I was just a child when I first met the hairy, smiling giant. He came to our church and spoke funny and smiled a lot. He played the guitar and sang songs and told stories. And he ate curry. That’s what I remember most about that eccentric, hairy visitor and his friends; sitting around, after the shows, eating curry, talking, laughing, being. I told him I would never leave Chelmsley Wood, that I was a Chelmsley bird, through and through. It stuck. Every time he came back he’d say “All right, Chelmsley bird?”
Over a decade later, I broke my vow and left. Off south I went, to train for ministry. After my first year I was told I needed to undertake a church placement – go and see how someone else does it – someone who’s different from what you’re used to, someone you can learn from. I thought of the hairy, smiling giant.
I thought of the most powerful moments of belonging I’d known as a child and recalled always being invited for a curry after the show.
I thought of the most profound moments of theological reckoning and recalled those stories I’d heard about a rag tag bunch of followers through-out time, getting it wrong, getting it right, and then getting it wrong again.
I thought of the most settling moments of safety and recalled when I went to university and shared a house with a girl who made me feel a little less anxious for some reason, only to realise that it was her familiar broad Bradford accent that put me at ease.
So off I went to Bradford for two weeks to work with The Zephaniah Trust. I saw first-hand the faces of children light up when the team walked into their assembly; I suppose very much the way mine once did. I stuffed envelopes and gave talks and sang and remembered all the actions. I was transported for two blissful weeks back to childhood.
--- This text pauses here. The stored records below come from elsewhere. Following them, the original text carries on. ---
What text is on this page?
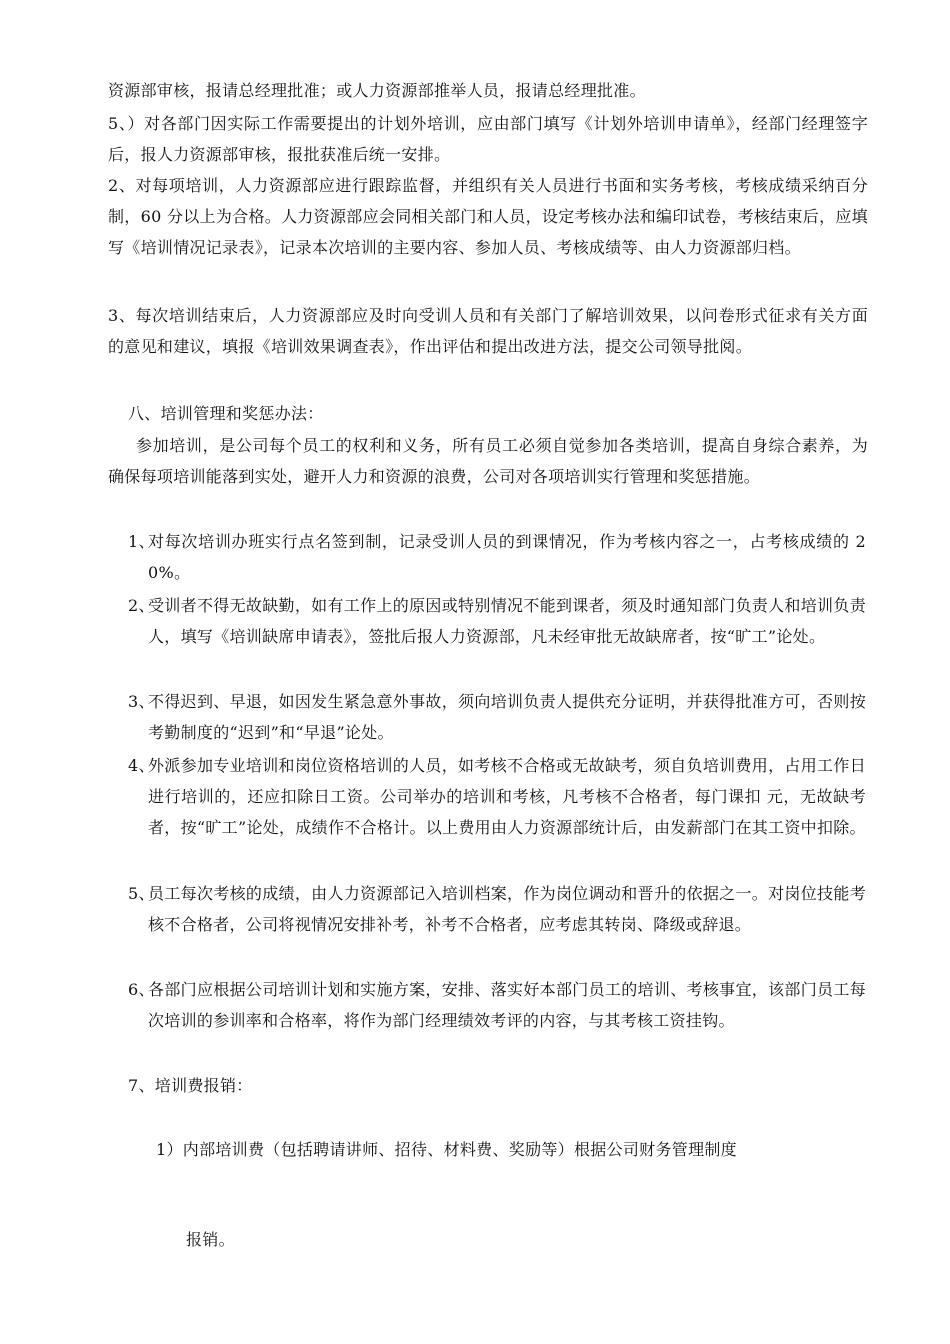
资源部审核，报请总经理批准；或人力资源部推举人员，报请总经理批准。
5、）对各部门因实际工作需要提出的计划外培训，应由部门填写《计划外培训申请单》，经部门经理签字后，报人力资源部审核，报批获准后统一安排。
2、对每项培训，人力资源部应进行跟踪监督，并组织有关人员进行书面和实务考核，考核成绩采纳百分制，60 分以上为合格。人力资源部应会同相关部门和人员，设定考核办法和编印试卷，考核结束后，应填写《培训情况记录表》，记录本次培训的主要内容、参加人员、考核成绩等、由人力资源部归档。
3、每次培训结束后，人力资源部应及时向受训人员和有关部门了解培训效果，以问卷形式征求有关方面的意见和建议，填报《培训效果调查表》，作出评估和提出改进方法，提交公司领导批阅。
八、培训管理和奖惩办法：
参加培训，是公司每个员工的权利和义务，所有员工必须自觉参加各类培训，提高自身综合素养，为确保每项培训能落到实处，避开人力和资源的浪费，公司对各项培训实行管理和奖惩措施。
1、
对每次培训办班实行点名签到制，记录受训人员的到课情况，作为考核内容之一，占考核成绩的 20%。
2、
受训者不得无故缺勤，如有工作上的原因或特别情况不能到课者，须及时通知部门负责人和培训负责人，填写《培训缺席申请表》，签批后报人力资源部，凡未经审批无故缺席者，按“旷工”论处。
3、
不得迟到、早退，如因发生紧急意外事故，须向培训负责人提供充分证明，并获得批准方可，否则按考勤制度的“迟到”和“早退”论处。
4、
外派参加专业培训和岗位资格培训的人员，如考核不合格或无故缺考，须自负培训费用，占用工作日进行培训的，还应扣除日工资。公司举办的培训和考核，凡考核不合格者，每门课扣 元，无故缺考者，按“旷工”论处，成绩作不合格计。以上费用由人力资源部统计后，由发薪部门在其工资中扣除。
5、
员工每次考核的成绩，由人力资源部记入培训档案，作为岗位调动和晋升的依据之一。对岗位技能考核不合格者，公司将视情况安排补考，补考不合格者，应考虑其转岗、降级或辞退。
6、
各部门应根据公司培训计划和实施方案，安排、落实好本部门员工的培训、考核事宜，该部门员工每次培训的参训率和合格率，将作为部门经理绩效考评的内容，与其考核工资挂钩。
7、培训费报销：
1）内部培训费（包括聘请讲师、招待、材料费、奖励等）根据公司财务管理制度
报销。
Jesus said “whoever does not receive the kingdom of God like a child shall not enter it”. In my two weeks at Zephaniah I was privileged to watch people living, breathing, singing and imparting to others the beauty and innocence of the kingdom of God through the eyes of a child.
And it was through this that I realised what it was that had attracted me to that Big Friendly Giant* and his friends when I was small. When they came to visit they brought with them the wonder and the magic of Christ and his kingdom. It’s twenty years since those childhood visits now, and many things have changed just in the few years since my two weeks with Zeph Trust, most notably I now have a child of my own. I sincerely hope that I can bring the same sense of wonder to my son when telling him stories about Jesus and his followers. But in case I fail, I’m very, very glad that Zephaniah are still going strong, still inspiring, still lighting up faces and hearts across the country.
(*Not in any way related to or resembling a character from a beloved children’s book about a little girl who finds out how dreams are made…)
Rowena Wilding and the “hairy, smiling giant” have a lot in common; sparky, creative, beautifully opinionated, and with a deep love of curry! No wonder she fit in so well at Zephaniah! This Chelmsley Bird currently works in the third sector in Birmingham, where she is also wife to Andrew and mum to baby Tristan.